Priest demonstrates the use of the priest hole during the Tudor era (CNS)

While on holiday last week I read “St Nicholas Owen: Priest-hole Maker” by Tony Reynolds (published by Gracewing, £9.99.) I have always been drawn to what I have read about this man of small stature, not a priest but who saved the lives of many priests in the Elizabethan period with his highly ingenious priest-holes. This book fills in the gaps of my knowledge – though there is much that we don’t know about his early life.

He was born in Oxford probably in 1562, the son of a carpenter. He himself chose to become an apprentice in joinery – a more skilled trade and one that was to exploit his considerable gifts to good effect in the Catholic cause. Owen was one of four sons: two older brothers became priests – a highly dangerous choice of vocation in Tudor England – and the youngest, the only one to marry, became a printer, and then chose to engage in the secret printing of Catholic literature. So all four sons in this humble Oxford carpenter’s family took their Catholic faith with a resolute seriousness that could, in those days, lead to imprisonment and death. No details are given of Owen’s parents but I should have loved to have known more of what early influences kindled such a strong faith. We know a lot about the domestic life of St Thomas More for obvious reasons, but nothing about the childhood influences of a man equally courageous in remaining steadfast to his faith to the bitter end.
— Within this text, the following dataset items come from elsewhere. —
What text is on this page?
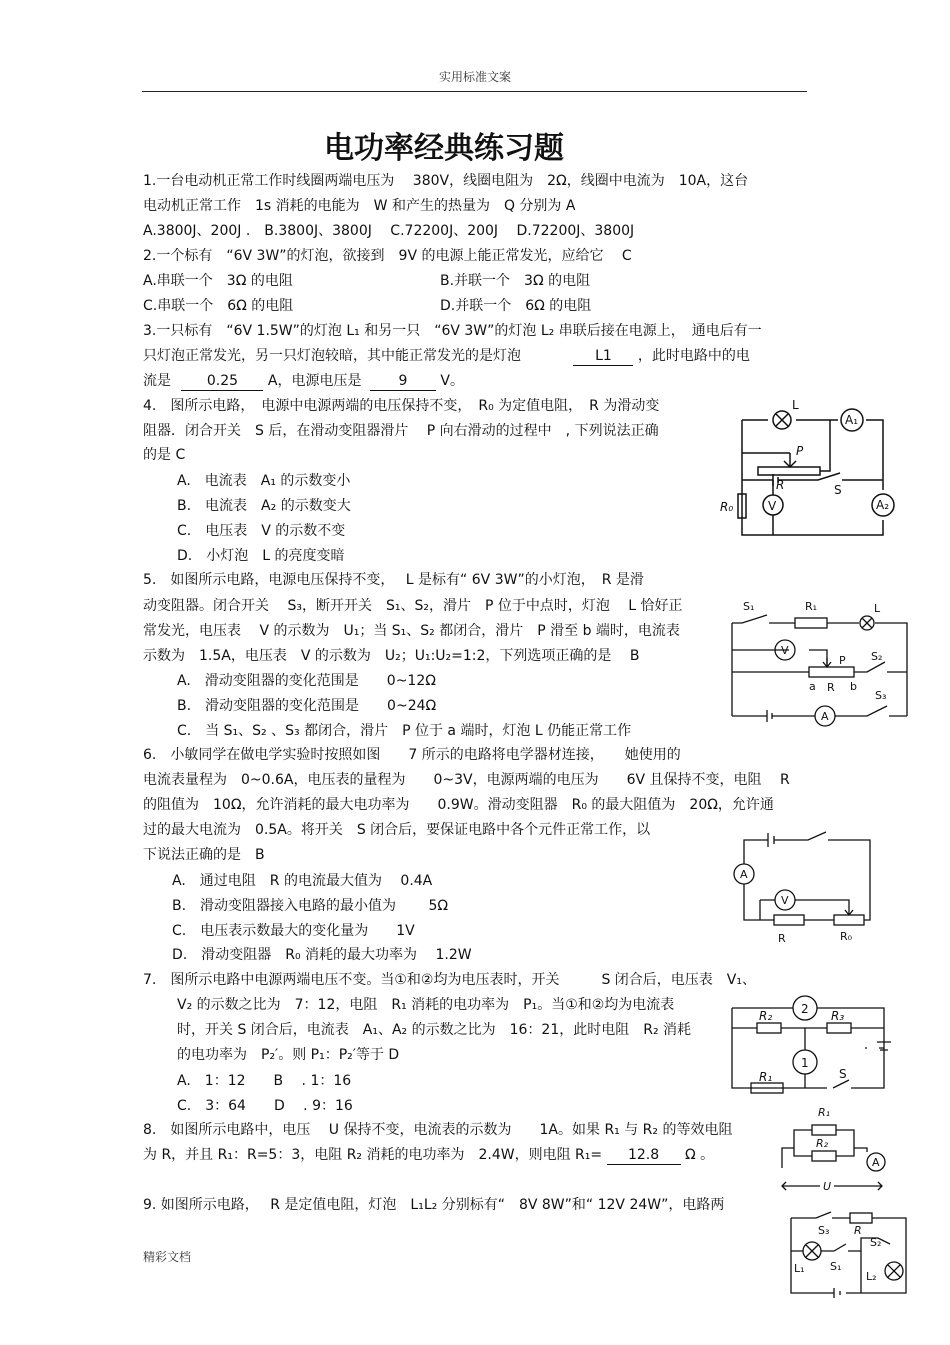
实用标准文案
电功率经典练习题
1.一台电动机正常工作时线圈两端电压为　 380V，线圈电阻为　2Ω，线圈中电流为　10A，这台
电动机正常工作　1s 消耗的电能为　W 和产生的热量为　Q 分别为 A
A.3800J、200J .　B.3800J、3800J　 C.72200J、200J　 D.72200J、3800J
2.一个标有　“6V 3W”的灯泡，欲接到　9V 的电源上能正常发光，应给它　 C
A.串联一个　3Ω 的电阻	B.并联一个　3Ω 的电阻
C.串联一个　6Ω 的电阻	D.并联一个　6Ω 的电阻
3.一只标有　“6V 1.5W”的灯泡 L₁ 和另一只　“6V 3W”的灯泡 L₂ 串联后接在电源上，　通电后有一
只灯泡正常发光，另一只灯泡较暗，其中能正常发光的是灯泡	L1 ，此时电路中的电
流是	0.25 A，电源电压是	9 V。
4.　图所示电路，　电源中电源两端的电压保持不变，　R₀ 为定值电阻，　R 为滑动变
阻器．闭合开关　S 后，在滑动变阻器滑片　 P 向右滑动的过程中　, 下列说法正确
的是 C
A.　电流表　A₁ 的示数变小
B.　电流表　A₂ 的示数变大
C.　电压表　V 的示数不变
D.　小灯泡　L 的亮度变暗
5.　如图所示电路，电源电压保持不变，　 L 是标有“ 6V 3W”的小灯泡，　R 是滑
动变阻器。闭合开关　 S₃，断开开关　S₁、S₂，滑片　P 位于中点时，灯泡　 L 恰好正
常发光，电压表　 V 的示数为　U₁；当 S₁、S₂ 都闭合，滑片　P 滑至 b 端时，电流表
示数为　1.5A，电压表　V 的示数为　U₂；U₁:U₂=1:2，下列选项正确的是　 B
A.　滑动变阻器的变化范围是　　0~12Ω
B.　滑动变阻器的变化范围是　　0~24Ω
C.　当 S₁、S₂ 、S₃ 都闭合，滑片　P 位于 a 端时，灯泡 L 仍能正常工作
6.　小敏同学在做电学实验时按照如图　　7 所示的电路将电学器材连接，　　她使用的
电流表量程为　0~0.6A，电压表的量程为　　0~3V，电源两端的电压为　　6V 且保持不变，电阻　 R
的阻值为　10Ω，允许消耗的最大电功率为　　0.9W。滑动变阻器　R₀ 的最大阻值为　20Ω，允许通
过的最大电流为　0.5A。将开关　S 闭合后，要保证电路中各个元件正常工作，以
下说法正确的是　B
A.　通过电阻　R 的电流最大值为　 0.4A
B.　滑动变阻器接入电路的最小值为　　 5Ω
C.　电压表示数最大的变化量为　　1V
D.　滑动变阻器　R₀ 消耗的最大功率为　 1.2W
7.　图所示电路中电源两端电压不变。当①和②均为电压表时，开关　　　S 闭合后，电压表　V₁、
V₂ 的示数之比为　7：12，电阻　R₁ 消耗的电功率为　P₁。当①和②均为电流表
时，开关 S 闭合后，电流表　A₁、A₂ 的示数之比为　16：21，此时电阻　R₂ 消耗
的电功率为　P₂′。则 P₁：P₂′等于 D
A.　1：12　　B　 . 1：16
C.　3：64　　D　 . 9：16
8.　如图所示电路中，电压　 U 保持不变，电流表的示数为　　1A。如果 R₁ 与 R₂ 的等效电阻
为 R，并且 R₁：R=5：3，电阻 R₂ 消耗的电功率为　2.4W，则电阻 R₁= 12.8 Ω 。
9. 如图所示电路，　 R 是定值电阻，灯泡　L₁L₂ 分别标有“　8V 8W”和“ 12V 24W”，电路两
精彩文档
L
A₁
P
R	S
R₀	V	A₂
S₁	R₁	L
V
P S₂
a R b
S₃
A
A
V
R	R₀
2
R₂	R₃
1
R₁	S
R₁
R₂
A
U
S₃ R
S₂
L₁ S₁
L₂
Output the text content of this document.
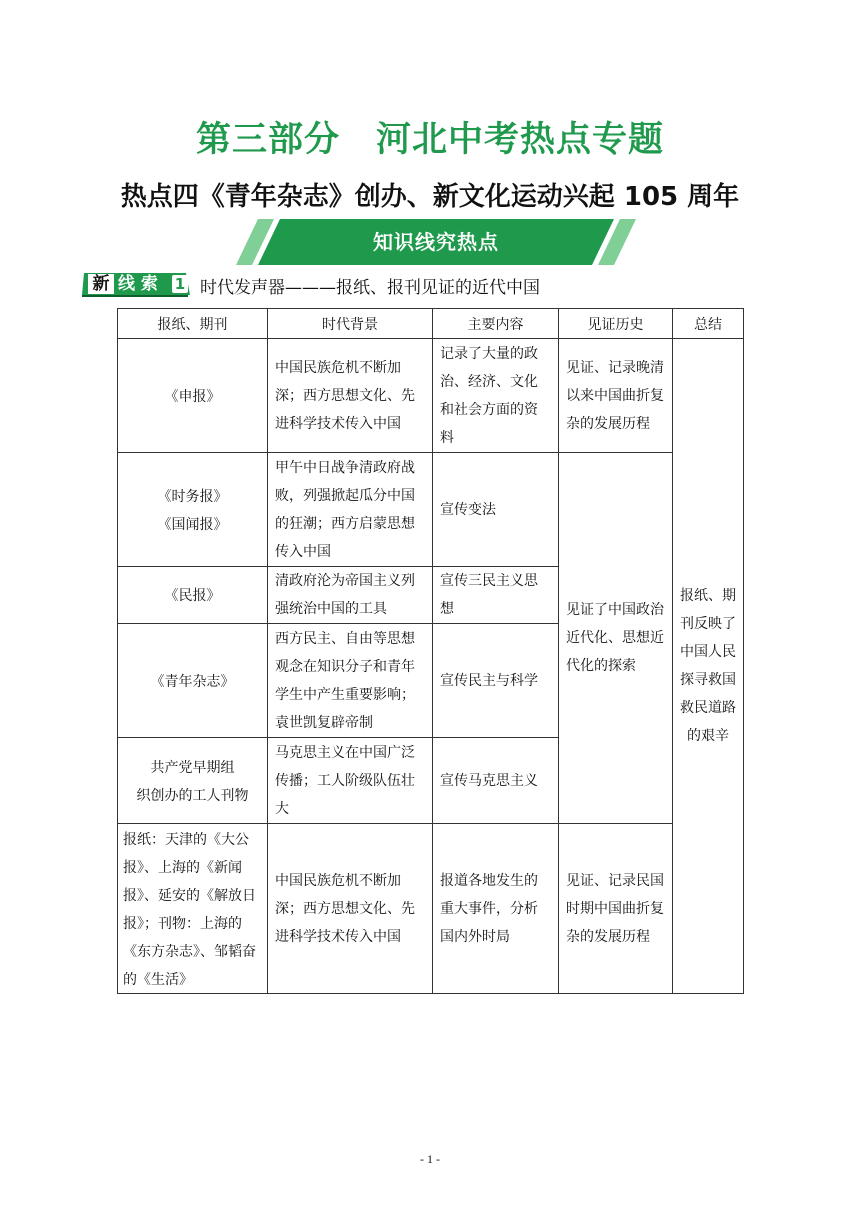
第三部分　河北中考热点专题
热点四《青年杂志》创办、新文化运动兴起 105 周年
知识线究热点
新 线 索 1 时代发声器———报纸、报刊见证的近代中国
报纸、期刊	时代背景	主要内容	见证历史	总结
《申报》	中国民族危机不断加深；西方思想文化、先进科学技术传入中国	记录了大量的政治、经济、文化和社会方面的资料	见证、记录晚清以来中国曲折复杂的发展历程	报纸、期刊反映了中国人民探寻救国救民道路的艰辛
《时务报》
《国闻报》	甲午中日战争清政府战败，列强掀起瓜分中国的狂潮；西方启蒙思想传入中国	宣传变法	见证了中国政治近代化、思想近代化的探索	
《民报》	清政府沦为帝国主义列强统治中国的工具	宣传三民主义思想		
《青年杂志》	西方民主、自由等思想观念在知识分子和青年学生中产生重要影响；袁世凯复辟帝制	宣传民主与科学		
共产党早期组
织创办的工人刊物	马克思主义在中国广泛传播；工人阶级队伍壮大	宣传马克思主义		
报纸：天津的《大公报》、上海的《新闻报》、延安的《解放日报》；刊物：上海的《东方杂志》、邹韬奋的《生活》	中国民族危机不断加深；西方思想文化、先进科学技术传入中国	报道各地发生的重大事件，分析国内外时局	见证、记录民国时期中国曲折复杂的发展历程	
- 1 -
Owen died under torture in 1606. It is known that he suffered for some years from a hernia. The kind of torments devised by the torturers of the period often caused a rupture in the stomach wall of victims, which would increase the agony. This happened in Owen’s case and led to a prolonged and agonizing death. But throughout his ordeal he gave nothing away to his interrogators. He had spent 18 or 19 years as the faithful servant of the Jesuit Father Henry Garnet, knowing that to “relieve, comfort, aid or maintain” a Catholic priest would make him liable to death as a traitor. Contemporary accounts suggest he was personable, discreet and highly skilled in the peculiar demands of his illegal work. As with St Margaret Clitherow, another Elizabethan martyr, Owen shows that great sanctity has nothing to do with social status or superior educational attainments.

The Catechism of the Catholic Church describes martyrdom as “the supreme witness given to the truth of the faith: it means bearing witness even unto death.” St Nicholas Owen was a martyr. Some people are suggesting that James Foley, the American journalist recently beheaded by IS/ISIS this August is another. It is too early to comment on this but from what I have read of his life he was a highly principled and courageous man, willing to run the risk of imprisonment and death for what he believed. A Catholic, he wrote an article in 2011, when he was briefly imprisoned in Tripoli, Libya, for the alumni magazine of his old university, Marquette, in which he related that his mother had a strong faith and that he “began to pray the Rosary. It was what my mother and my grandmother would have done.” He added that “prayer was the glue that enabled my freedom, an inner freedom first and later the miracle of being released.”

His release did not stop him from returning to the battlefield. Captured again in 2012 in another Middle Eastern conflict, he was not released this time and thanks to the internet we all know his brutal fate. His parents have been exemplary in their faith during this appalling experience. One hopes that James Foley’s own earlier test of faith during his former imprisonment will have deepened during his last months of incarceration. More details are likely to emerge in time. Meanwhile, may he now rest in peace.